Probability Inequality
Theorem 1: Gaussian Tail Inequality
Given \({{x}_{1}},\cdots ,{{x}_{n}}\sim N\left( 0,1 \right)\) then, \(P\left( \left| X \right|>\varepsilon \right)\le \frac{2{{e}^{-{{{\varepsilon }^{2}}}/{2}\;}}}{\varepsilon }\) and \(P\left( \left| {{{\bar{X}}}_{n}} \right|>\varepsilon \right)\le \frac{2}{\sqrt{n}\varepsilon }{{e}^{-{n{{\varepsilon }^{2}}}/{2}\;}}\overset{l\arg e\ n}{\mathop{\le }}\,{{e}^{-{n{{\varepsilon }^{2}}}/{2}\;}}\).

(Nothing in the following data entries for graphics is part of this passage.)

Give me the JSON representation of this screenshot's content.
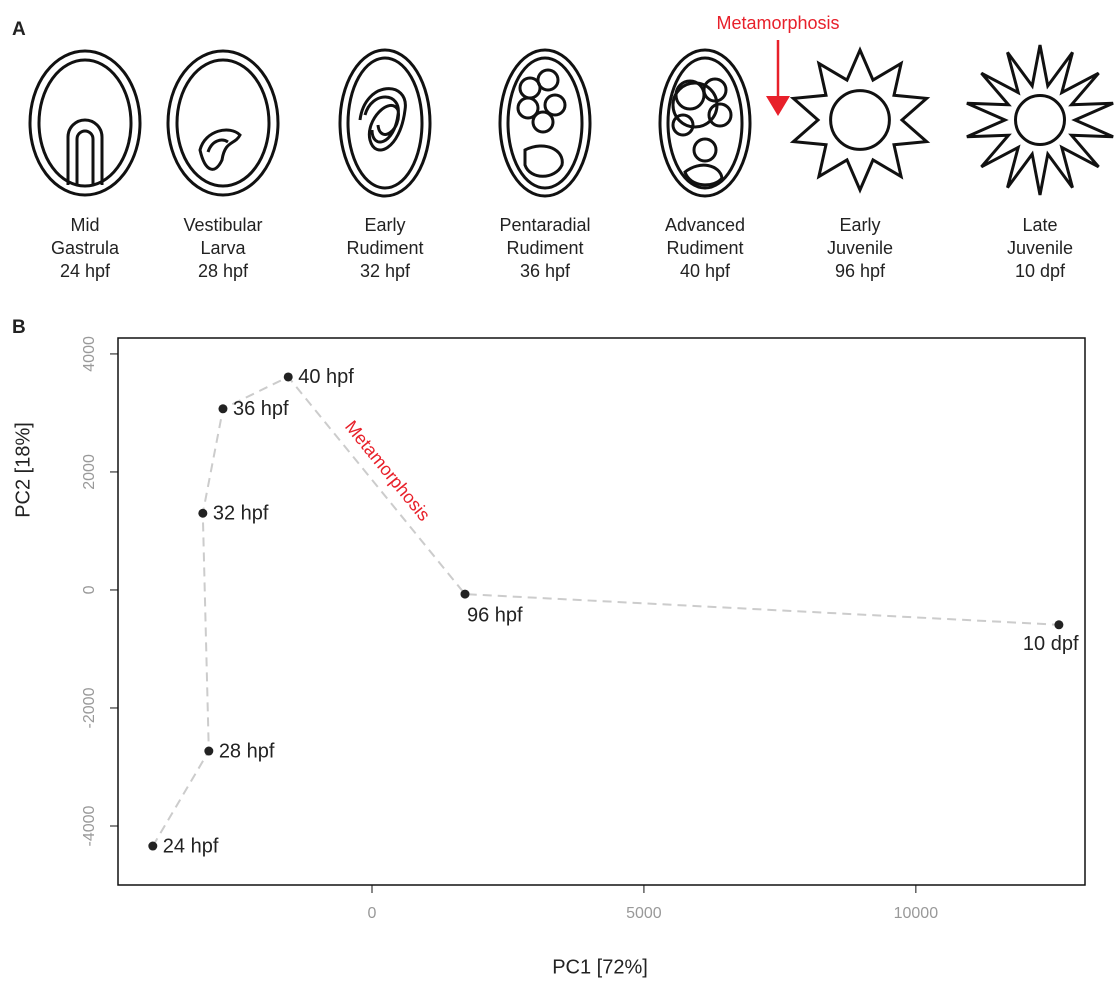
{
  "panel_a": {
    "label": "A",
    "annotation": "Metamorphosis",
    "stages": [
      [
        "Mid",
        "Gastrula",
        "24 hpf"
      ],
      [
        "Vestibular",
        "Larva",
        "28 hpf"
      ],
      [
        "Early",
        "Rudiment",
        "32 hpf"
      ],
      [
        "Pentaradial",
        "Rudiment",
        "36 hpf"
      ],
      [
        "Advanced",
        "Rudiment",
        "40 hpf"
      ],
      [
        "Early",
        "Juvenile",
        "96 hpf"
      ],
      [
        "Late",
        "Juvenile",
        "10 dpf"
      ]
    ]
  },
  "chart_data": {
    "type": "scatter",
    "panel_label": "B",
    "x_label": "PC1 [72%]",
    "y_label": "PC2 [18%]",
    "annotation": "Metamorphosis",
    "labels": [
      "24 hpf",
      "28 hpf",
      "32 hpf",
      "36 hpf",
      "40 hpf",
      "96 hpf",
      "10 dpf"
    ],
    "x": [
      -4030,
      -3000,
      -3110,
      -2740,
      -1540,
      1710,
      12630
    ],
    "y": [
      -4340,
      -2730,
      1300,
      3070,
      3610,
      -70,
      -590
    ],
    "color": "#222",
    "line_color": "#cccccc",
    "annotation_color": "#e8202a",
    "xlim": [
      -4670,
      13110
    ],
    "ylim": [
      -5000,
      4270
    ],
    "xticks": [
      0,
      5000,
      10000
    ],
    "yticks": [
      -4000,
      -2000,
      0,
      2000,
      4000
    ]
  }
}
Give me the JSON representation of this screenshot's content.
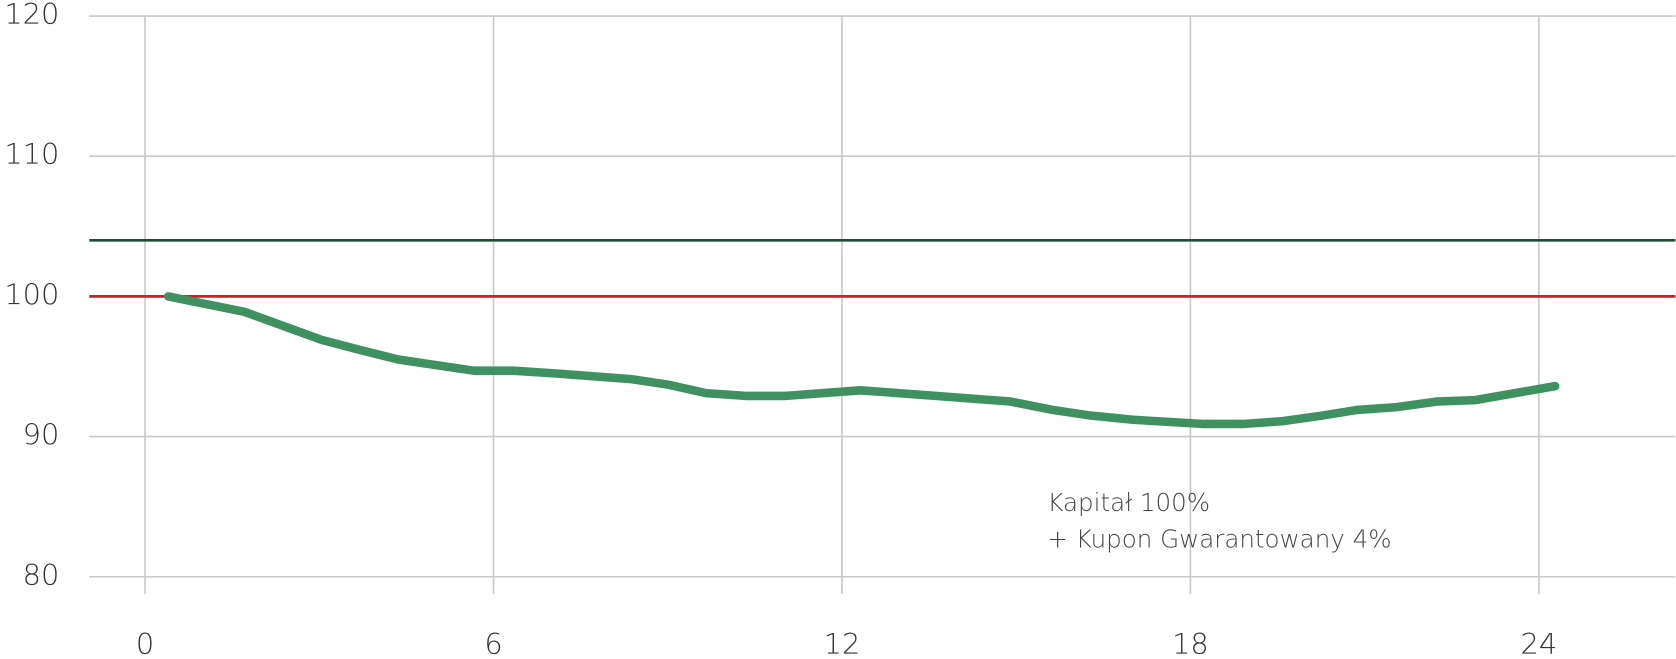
{
  "chart_data": {
    "type": "line",
    "x": [
      0.4,
      1.71,
      3.04,
      3.68,
      4.36,
      5.66,
      6.34,
      7.08,
      8.37,
      9.01,
      9.66,
      10.34,
      11.03,
      12.32,
      13.61,
      14.9,
      15.63,
      16.28,
      17.01,
      18.24,
      18.9,
      19.59,
      20.27,
      20.87,
      21.55,
      22.25,
      22.9,
      24.28
    ],
    "values": [
      100,
      98.9,
      96.9,
      96.2,
      95.5,
      94.7,
      94.7,
      94.5,
      94.1,
      93.7,
      93.1,
      92.9,
      92.9,
      93.3,
      92.9,
      92.5,
      91.9,
      91.5,
      91.2,
      90.9,
      90.9,
      91.1,
      91.5,
      91.9,
      92.1,
      92.5,
      92.6,
      93.6
    ],
    "color": "#3f9162",
    "reference_lines": [
      {
        "value": 104,
        "color": "#1f4d33"
      },
      {
        "value": 100,
        "color": "#cc1f1f"
      }
    ],
    "annotation": [
      "Kapitał 100%",
      "+ Kupon Gwarantowany 4%"
    ],
    "xlim": [
      -0.96,
      26.35
    ],
    "ylim": [
      80,
      120
    ],
    "xticks": [
      0,
      6,
      12,
      18,
      24
    ],
    "yticks": [
      80,
      90,
      100,
      110,
      120
    ],
    "grid": true
  }
}
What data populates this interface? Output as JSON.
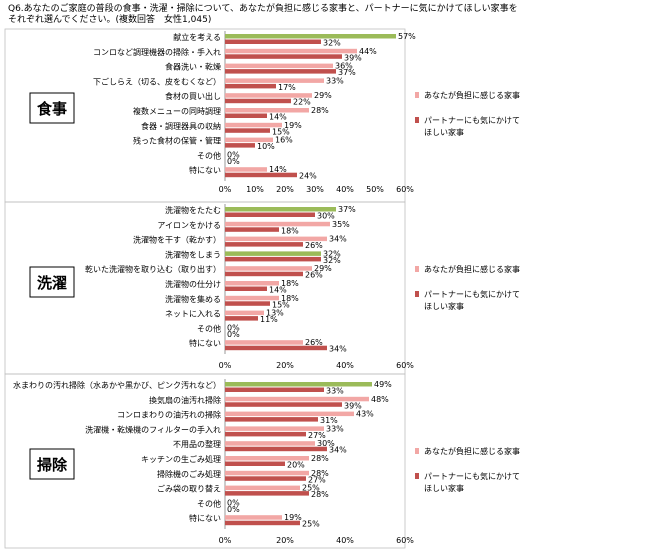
{
  "question": {
    "line1": "Q6.あなたのご家庭の普段の食事・洗濯・掃除について、あなたが負担に感じる家事と、パートナーに気にかけてほしい家事を",
    "line2": "それぞれ選んでください。(複数回答　女性1,045)"
  },
  "colors": {
    "burden": "#c0504d",
    "partner": "#f2a7a5",
    "highlight": "#9bbb59"
  },
  "chart_data": [
    {
      "type": "bar",
      "section_label": "食事",
      "categories": [
        "献立を考える",
        "コンロなど調理機器の掃除・手入れ",
        "食器洗い・乾燥",
        "下ごしらえ（切る、皮をむくなど）",
        "食材の買い出し",
        "複数メニューの同時調理",
        "食器・調理器具の収納",
        "残った食材の保管・管理",
        "その他",
        "特にない"
      ],
      "series": [
        {
          "name": "あなたが負担に感じる家事",
          "values": [
            57,
            44,
            36,
            33,
            29,
            28,
            19,
            16,
            0,
            14
          ]
        },
        {
          "name": "パートナーにも気にかけてほしい家事",
          "values": [
            32,
            39,
            37,
            17,
            22,
            14,
            15,
            10,
            0,
            24
          ]
        }
      ],
      "highlight_index": 0,
      "xlim": [
        0,
        60
      ],
      "ticks": [
        "0%",
        "10%",
        "20%",
        "30%",
        "40%",
        "50%",
        "60%"
      ]
    },
    {
      "type": "bar",
      "section_label": "洗濯",
      "categories": [
        "洗濯物をたたむ",
        "アイロンをかける",
        "洗濯物を干す（乾かす）",
        "洗濯物をしまう",
        "乾いた洗濯物を取り込む（取り出す）",
        "洗濯物の仕分け",
        "洗濯物を集める",
        "ネットに入れる",
        "その他",
        "特にない"
      ],
      "series": [
        {
          "name": "あなたが負担に感じる家事",
          "values": [
            37,
            35,
            34,
            32,
            29,
            18,
            18,
            13,
            0,
            26
          ]
        },
        {
          "name": "パートナーにも気にかけてほしい家事",
          "values": [
            30,
            18,
            26,
            32,
            26,
            14,
            15,
            11,
            0,
            34
          ]
        }
      ],
      "highlight_index": [
        0,
        3
      ],
      "xlim": [
        0,
        60
      ],
      "ticks": [
        "0%",
        "20%",
        "40%",
        "60%"
      ]
    },
    {
      "type": "bar",
      "section_label": "掃除",
      "categories": [
        "水まわりの汚れ掃除（水あかや黒かび、ピンク汚れなど）",
        "換気扇の油汚れ掃除",
        "コンロまわりの油汚れの掃除",
        "洗濯機・乾燥機のフィルターの手入れ",
        "不用品の整理",
        "キッチンの生ごみ処理",
        "掃除機のごみ処理",
        "ごみ袋の取り替え",
        "その他",
        "特にない"
      ],
      "series": [
        {
          "name": "あなたが負担に感じる家事",
          "values": [
            49,
            48,
            43,
            33,
            30,
            28,
            28,
            25,
            0,
            19
          ]
        },
        {
          "name": "パートナーにも気にかけてほしい家事",
          "values": [
            33,
            39,
            31,
            27,
            34,
            20,
            27,
            28,
            0,
            25
          ]
        }
      ],
      "highlight_index": 0,
      "xlim": [
        0,
        60
      ],
      "ticks": [
        "0%",
        "20%",
        "40%",
        "60%"
      ]
    }
  ],
  "legend": {
    "burden_label": "あなたが負担に感じる家事",
    "partner_line1": "パートナーにも気にかけて",
    "partner_line2": "ほしい家事"
  }
}
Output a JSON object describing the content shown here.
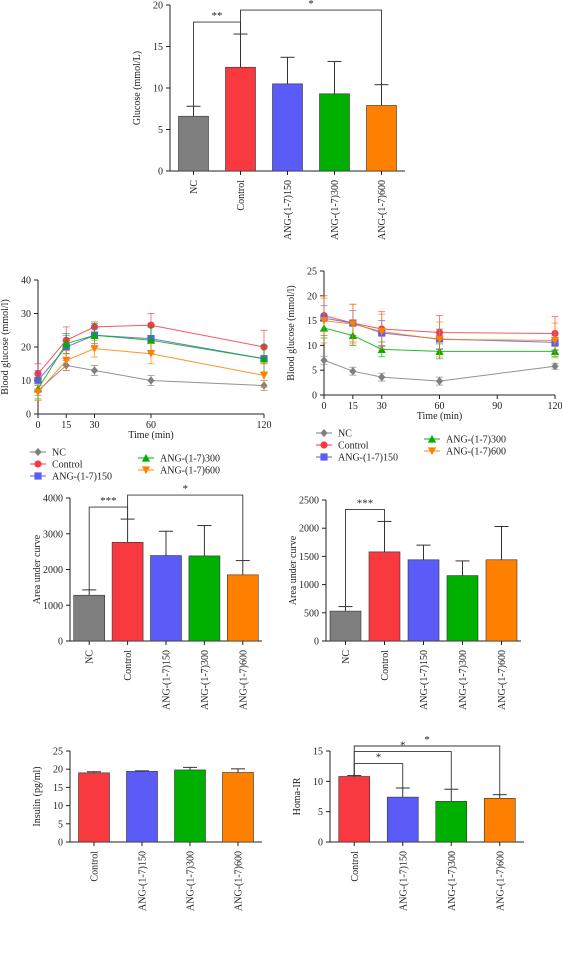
{
  "chart_data": [
    {
      "id": "a",
      "type": "bar",
      "ylabel": "Glucose (mmol/L)",
      "categories": [
        "NC",
        "Control",
        "ANG-(1-7)150",
        "ANG-(1-7)300",
        "ANG-(1-7)600"
      ],
      "values": [
        6.6,
        12.5,
        10.5,
        9.3,
        7.9
      ],
      "errors": [
        1.2,
        4.0,
        3.2,
        3.9,
        2.5
      ],
      "colors": [
        "#7f7f7f",
        "#f8393f",
        "#5b5bf7",
        "#00b000",
        "#ff8000"
      ],
      "ylim": [
        0,
        20
      ],
      "yticks": [
        0,
        5,
        10,
        15,
        20
      ],
      "significance": [
        {
          "from": 0,
          "to": 1,
          "label": "**"
        },
        {
          "from": 1,
          "to": 4,
          "label": "*"
        }
      ]
    },
    {
      "id": "b",
      "type": "line",
      "xlabel": "Time (min)",
      "ylabel": "Blood glucose (mmol/l)",
      "x": [
        0,
        15,
        30,
        60,
        120
      ],
      "xticks": [
        0,
        15,
        30,
        60,
        120
      ],
      "xlim": [
        0,
        120
      ],
      "ylim": [
        0,
        40
      ],
      "yticks": [
        0,
        10,
        20,
        30,
        40
      ],
      "series": [
        {
          "name": "NC",
          "color": "#7f7f7f",
          "marker": "diamond",
          "values": [
            7.0,
            14.5,
            13.0,
            10.0,
            8.5
          ],
          "errors": [
            1.5,
            1.5,
            1.5,
            1.5,
            1.5
          ]
        },
        {
          "name": "Control",
          "color": "#f8393f",
          "marker": "circle",
          "values": [
            12.0,
            22.0,
            26.0,
            26.5,
            20.0
          ],
          "errors": [
            3.0,
            4.0,
            1.5,
            3.5,
            5.0
          ]
        },
        {
          "name": "ANG-(1-7)150",
          "color": "#5b5bf7",
          "marker": "square",
          "values": [
            10.0,
            20.0,
            23.5,
            22.5,
            16.5
          ],
          "errors": [
            3.0,
            3.5,
            2.5,
            3.5,
            4.0
          ]
        },
        {
          "name": "ANG-(1-7)300",
          "color": "#00b000",
          "marker": "triangle-up",
          "values": [
            7.5,
            21.0,
            23.5,
            22.0,
            16.5
          ],
          "errors": [
            3.0,
            3.0,
            3.5,
            4.0,
            4.0
          ]
        },
        {
          "name": "ANG-(1-7)600",
          "color": "#ff8000",
          "marker": "triangle-down",
          "values": [
            6.5,
            16.0,
            19.5,
            18.0,
            11.5
          ],
          "errors": [
            2.5,
            3.0,
            2.5,
            3.0,
            3.5
          ]
        }
      ],
      "legend": {
        "position": "bottom",
        "order": [
          "NC",
          "Control",
          "ANG-(1-7)150",
          "ANG-(1-7)300",
          "ANG-(1-7)600"
        ]
      }
    },
    {
      "id": "c",
      "type": "line",
      "xlabel": "Time (min)",
      "ylabel": "Blood glucose (mmol/l)",
      "x": [
        0,
        15,
        30,
        60,
        120
      ],
      "xticks": [
        0,
        15,
        30,
        60,
        90,
        120
      ],
      "xlim": [
        0,
        120
      ],
      "ylim": [
        0,
        25
      ],
      "yticks": [
        0,
        5,
        10,
        15,
        20,
        25
      ],
      "series": [
        {
          "name": "NC",
          "color": "#7f7f7f",
          "marker": "diamond",
          "values": [
            7.0,
            4.8,
            3.6,
            2.8,
            5.8
          ],
          "errors": [
            0.8,
            0.8,
            0.8,
            0.8,
            0.6
          ]
        },
        {
          "name": "Control",
          "color": "#f8393f",
          "marker": "circle",
          "values": [
            16.0,
            14.5,
            13.3,
            12.6,
            12.4
          ],
          "errors": [
            4.0,
            3.8,
            3.5,
            3.4,
            3.4
          ]
        },
        {
          "name": "ANG-(1-7)150",
          "color": "#5b5bf7",
          "marker": "square",
          "values": [
            15.5,
            14.5,
            12.5,
            11.3,
            10.6
          ],
          "errors": [
            2.5,
            2.5,
            2.5,
            2.0,
            1.5
          ]
        },
        {
          "name": "ANG-(1-7)300",
          "color": "#00b000",
          "marker": "triangle-up",
          "values": [
            13.5,
            12.0,
            9.2,
            8.8,
            8.8
          ],
          "errors": [
            2.0,
            2.0,
            1.5,
            1.5,
            1.0
          ]
        },
        {
          "name": "ANG-(1-7)600",
          "color": "#ff8000",
          "marker": "triangle-down",
          "values": [
            15.0,
            14.3,
            12.8,
            11.2,
            11.0
          ],
          "errors": [
            4.5,
            4.0,
            3.5,
            3.5,
            3.5
          ]
        }
      ],
      "legend": {
        "position": "bottom",
        "order": [
          "NC",
          "Control",
          "ANG-(1-7)150",
          "ANG-(1-7)300",
          "ANG-(1-7)600"
        ]
      }
    },
    {
      "id": "d",
      "type": "bar",
      "ylabel": "Area under curve",
      "categories": [
        "NC",
        "Control",
        "ANG-(1-7)150",
        "ANG-(1-7)300",
        "ANG-(1-7)600"
      ],
      "values": [
        1280,
        2760,
        2390,
        2380,
        1850
      ],
      "errors": [
        150,
        650,
        680,
        850,
        400
      ],
      "colors": [
        "#7f7f7f",
        "#f8393f",
        "#5b5bf7",
        "#00b000",
        "#ff8000"
      ],
      "ylim": [
        0,
        4000
      ],
      "yticks": [
        0,
        1000,
        2000,
        3000,
        4000
      ],
      "significance": [
        {
          "from": 0,
          "to": 1,
          "label": "***"
        },
        {
          "from": 1,
          "to": 4,
          "label": "*"
        }
      ]
    },
    {
      "id": "e",
      "type": "bar",
      "ylabel": "Area under curve",
      "categories": [
        "NC",
        "Control",
        "ANG-(1-7)150",
        "ANG-(1-7)300",
        "ANG-(1-7)600"
      ],
      "values": [
        530,
        1580,
        1440,
        1160,
        1440
      ],
      "errors": [
        80,
        540,
        260,
        260,
        590
      ],
      "colors": [
        "#7f7f7f",
        "#f8393f",
        "#5b5bf7",
        "#00b000",
        "#ff8000"
      ],
      "ylim": [
        0,
        2500
      ],
      "yticks": [
        0,
        500,
        1000,
        1500,
        2000,
        2500
      ],
      "significance": [
        {
          "from": 0,
          "to": 1,
          "label": "***"
        }
      ]
    },
    {
      "id": "f",
      "type": "bar",
      "ylabel": "Insulin (pg/ml)",
      "categories": [
        "Control",
        "ANG-(1-7)150",
        "ANG-(1-7)300",
        "ANG-(1-7)600"
      ],
      "values": [
        19.0,
        19.4,
        19.8,
        19.1
      ],
      "errors": [
        0.3,
        0.15,
        0.7,
        1.0
      ],
      "colors": [
        "#f8393f",
        "#5b5bf7",
        "#00b000",
        "#ff8000"
      ],
      "ylim": [
        0,
        25
      ],
      "yticks": [
        0,
        5,
        10,
        15,
        20,
        25
      ],
      "significance": []
    },
    {
      "id": "g",
      "type": "bar",
      "ylabel": "Homa-IR",
      "categories": [
        "Control",
        "ANG-(1-7)150",
        "ANG-(1-7)300",
        "ANG-(1-7)600"
      ],
      "values": [
        10.8,
        7.4,
        6.7,
        7.2
      ],
      "errors": [
        0.15,
        1.5,
        2.0,
        0.6
      ],
      "colors": [
        "#f8393f",
        "#5b5bf7",
        "#00b000",
        "#ff8000"
      ],
      "ylim": [
        0,
        15
      ],
      "yticks": [
        0,
        5,
        10,
        15
      ],
      "significance": [
        {
          "from": 0,
          "to": 1,
          "label": "*"
        },
        {
          "from": 0,
          "to": 2,
          "label": "*"
        },
        {
          "from": 0,
          "to": 3,
          "label": "*"
        }
      ]
    }
  ]
}
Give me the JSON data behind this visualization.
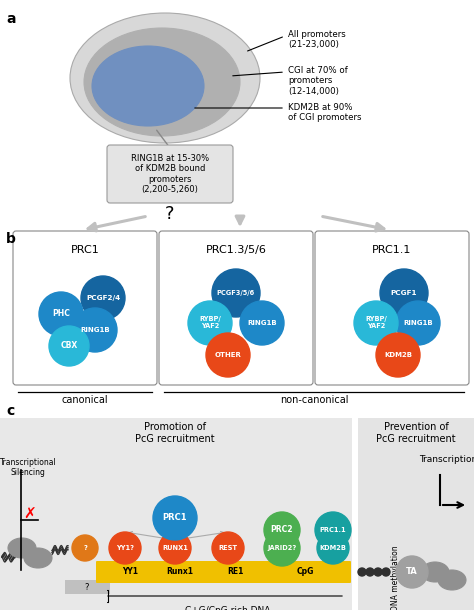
{
  "bg_color": "#ffffff",
  "blue_dark": "#1565a0",
  "blue_mid": "#1e88c8",
  "blue_light": "#29b8d8",
  "orange_red": "#e84818",
  "green": "#4caf50",
  "teal_prc11": "#17a0a0",
  "gold": "#f0c000",
  "gray_bg": "#e8e8e8",
  "panel_gray": "#ebebeb",
  "annot1": "All promoters\n(21-23,000)",
  "annot2": "CGI at 70% of\npromoters\n(12-14,000)",
  "annot3": "KDM2B at 90%\nof CGI promoters",
  "box_text": "RING1B at 15-30%\nof KDM2B bound\npromoters\n(2,200-5,260)",
  "prc1_title": "PRC1",
  "prc135_title": "PRC1.3/5/6",
  "prc11_title": "PRC1.1",
  "canonical": "canonical",
  "noncanonical": "non-canonical",
  "promo_text": "Promotion of\nPcG recruitment",
  "prevent_text": "Prevention of\nPcG recruitment",
  "trans_sil": "Transcriptional\nSilencing",
  "transcription": "Transcription",
  "dna_meth": "DNA methylation",
  "cpg_label": "C+G/CpG rich DNA"
}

Proof of Gaussian Tail Inequality
Consider a univariate \({{x}_{1}},\cdots ,{{x}_{n}}\sim N\left( 0,1 \right)\), then the probability density function is given as \(\phi \left( x \right)=\frac{1}{\sqrt{2\pi }}{{e}^{-\frac{{{x}^{2}}}{2}}}\). Let’s take the derivative w.r.t \(x\) we get: \[\frac{d\phi \left( x \right)}{dx}={\phi }'\left( x \right)=\frac{d\left( \frac{1}{\sqrt{2\pi }}{{e}^{-\frac{{{x}^{2}}}{2}}} \right)}{dx}=\frac{1}{\sqrt{2\pi }}\frac{d\left( \,{{e}^{-\frac{{{x}^{2}}}{2}}} \right)}{dx}=\frac{1}{\sqrt{2\pi }}\frac{d\left( \,{{e}^{-\frac{{{x}^{2}}}{2}}} \right)}{d\left( -\frac{{{x}^{2}}}{2} \right)}\frac{d\left( -\frac{{{x}^{2}}}{2} \right)}{dx}=\frac{1}{\sqrt{2\pi }}{{e}^{-\frac{{{x}^{2}}}{2}}}\left( -x \right)=-x\phi \left( x \right)\] Let’s define the gaussian tail inequality. \[P\left( X>\varepsilon \right)\le {{\varepsilon }^{-1}}\int_{\varepsilon }^{\infty }{s\phi \left( s \right)ds}\] \[P\left( X>\varepsilon \right)\le {{\varepsilon }^{-1}}\int_{\varepsilon }^{\infty }{s\phi \left( s \right)ds}=-{{\varepsilon }^{-1}}\int_{\varepsilon }^{\infty }{{\phi }'\left( s \right)ds}=-{{\varepsilon }^{-1}}\left. {\phi }'\left( s \right) \right|_{\varepsilon }^{\infty }=-{{\varepsilon }^{-1}}\left[ {\phi }'\left( \infty \right)-{\phi }'\left( \varepsilon \right) \right]\] We know that \(x\phi \left( x \right)=-{\phi }'\left( x \right)\) \[P\left( X>\varepsilon \right)\le -{{\varepsilon }^{-1}}\left[ 0-{\phi }'\left( \varepsilon \right) \right]=\frac{{\phi }'\left( \varepsilon \right)}{\varepsilon }=\frac{1}{\varepsilon \sqrt{2\pi }}{{e}^{-\frac{{{\varepsilon }^{2}}}{2}}}\le \frac{{{e}^{-{{{\varepsilon }^{2}}}/{2}\;}}}{\varepsilon }\] Now, by the symmetry of distribution, \[P\left( \left| X \right|>\varepsilon \right)\le \frac{2{{e}^{-{{{\varepsilon }^{2}}}/{2}\;}}}{\varepsilon }\]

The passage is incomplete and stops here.